杨幺大惊回头。看向杨岳,他嘴角仍是带着暖笑,道:“西门外有座西禅林寺,是江西九华山至峨眉山拜佛驿道上的驿寺,宋代时号称湖广佛道圣地,听说极是雄伟,我们今天去游览一番可好?”

杨幺忍泪摇头:“襄阳一破,军务更急,你……不用陪着我,赶紧睡一会,午后用了饭再去找长净吧。”伸手掩住杨岳的嘴,柔声道:“我只要天天能看到你,就开心了。来日方长,你放心。”

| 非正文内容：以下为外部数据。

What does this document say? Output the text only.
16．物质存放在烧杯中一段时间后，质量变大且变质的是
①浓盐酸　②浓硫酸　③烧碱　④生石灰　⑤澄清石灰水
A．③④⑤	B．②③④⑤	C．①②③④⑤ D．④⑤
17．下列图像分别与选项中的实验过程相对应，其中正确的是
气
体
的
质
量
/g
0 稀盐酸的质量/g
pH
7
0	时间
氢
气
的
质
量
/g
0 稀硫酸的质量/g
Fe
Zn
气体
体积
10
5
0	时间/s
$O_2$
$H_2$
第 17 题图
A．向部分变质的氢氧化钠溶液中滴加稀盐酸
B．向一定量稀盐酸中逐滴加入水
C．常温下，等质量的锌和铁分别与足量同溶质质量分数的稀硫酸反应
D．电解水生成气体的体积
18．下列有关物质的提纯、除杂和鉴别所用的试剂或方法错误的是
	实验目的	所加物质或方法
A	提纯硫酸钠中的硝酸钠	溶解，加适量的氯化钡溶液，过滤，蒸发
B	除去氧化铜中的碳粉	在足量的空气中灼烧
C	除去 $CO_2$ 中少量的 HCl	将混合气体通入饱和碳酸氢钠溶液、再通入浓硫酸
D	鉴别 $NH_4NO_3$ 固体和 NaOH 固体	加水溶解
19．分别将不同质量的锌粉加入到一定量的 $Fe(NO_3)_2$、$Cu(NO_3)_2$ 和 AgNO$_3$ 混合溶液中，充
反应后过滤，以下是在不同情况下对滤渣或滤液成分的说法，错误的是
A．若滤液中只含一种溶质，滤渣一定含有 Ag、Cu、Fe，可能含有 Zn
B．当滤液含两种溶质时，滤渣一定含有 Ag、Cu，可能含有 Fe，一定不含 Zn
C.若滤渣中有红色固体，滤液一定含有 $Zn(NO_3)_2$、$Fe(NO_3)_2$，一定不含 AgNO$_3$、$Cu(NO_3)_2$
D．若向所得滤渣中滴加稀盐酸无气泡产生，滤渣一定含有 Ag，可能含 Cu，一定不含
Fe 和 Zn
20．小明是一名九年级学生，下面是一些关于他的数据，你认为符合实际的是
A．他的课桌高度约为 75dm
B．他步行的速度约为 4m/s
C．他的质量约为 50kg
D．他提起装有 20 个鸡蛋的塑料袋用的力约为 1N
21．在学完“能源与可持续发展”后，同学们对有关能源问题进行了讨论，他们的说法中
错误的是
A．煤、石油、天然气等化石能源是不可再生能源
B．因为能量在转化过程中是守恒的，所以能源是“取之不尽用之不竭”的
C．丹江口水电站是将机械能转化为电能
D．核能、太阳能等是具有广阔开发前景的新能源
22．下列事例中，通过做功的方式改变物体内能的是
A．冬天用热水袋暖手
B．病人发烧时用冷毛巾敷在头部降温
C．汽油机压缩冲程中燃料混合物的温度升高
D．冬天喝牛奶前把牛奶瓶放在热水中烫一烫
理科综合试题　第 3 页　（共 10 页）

杨岳凝望着杨幺,吻在她的手心,杨幺笑道:“快去睡罢。我回房也去睡,这也就是你陪着我了。”说罢,催着杨岳关了门,自家回了房。

杨幺回到房里,便失声痛哭,一边哭着一边趴着身子在床底摸索,把丢在角落里的守宫粉翻了出来。

《博物志》有言:守宫,即是壁虎,守宫砂以守宫与丹砂合制而成。

壁虎药性咸,寒。而丹砂药性甘,凉,主治安神,定惊,明目,解毒。是否有效,难以诉说,其一,是取其寒凉之性,置于玉臂,使之延手三阳经遍行络脉,涵养心神,去欲女心火。其二,从现代医学角度,主要是一种心理暗示疗法,使女性潜意识里,产生敬畏廉耻之心,不敢越过道德地底线。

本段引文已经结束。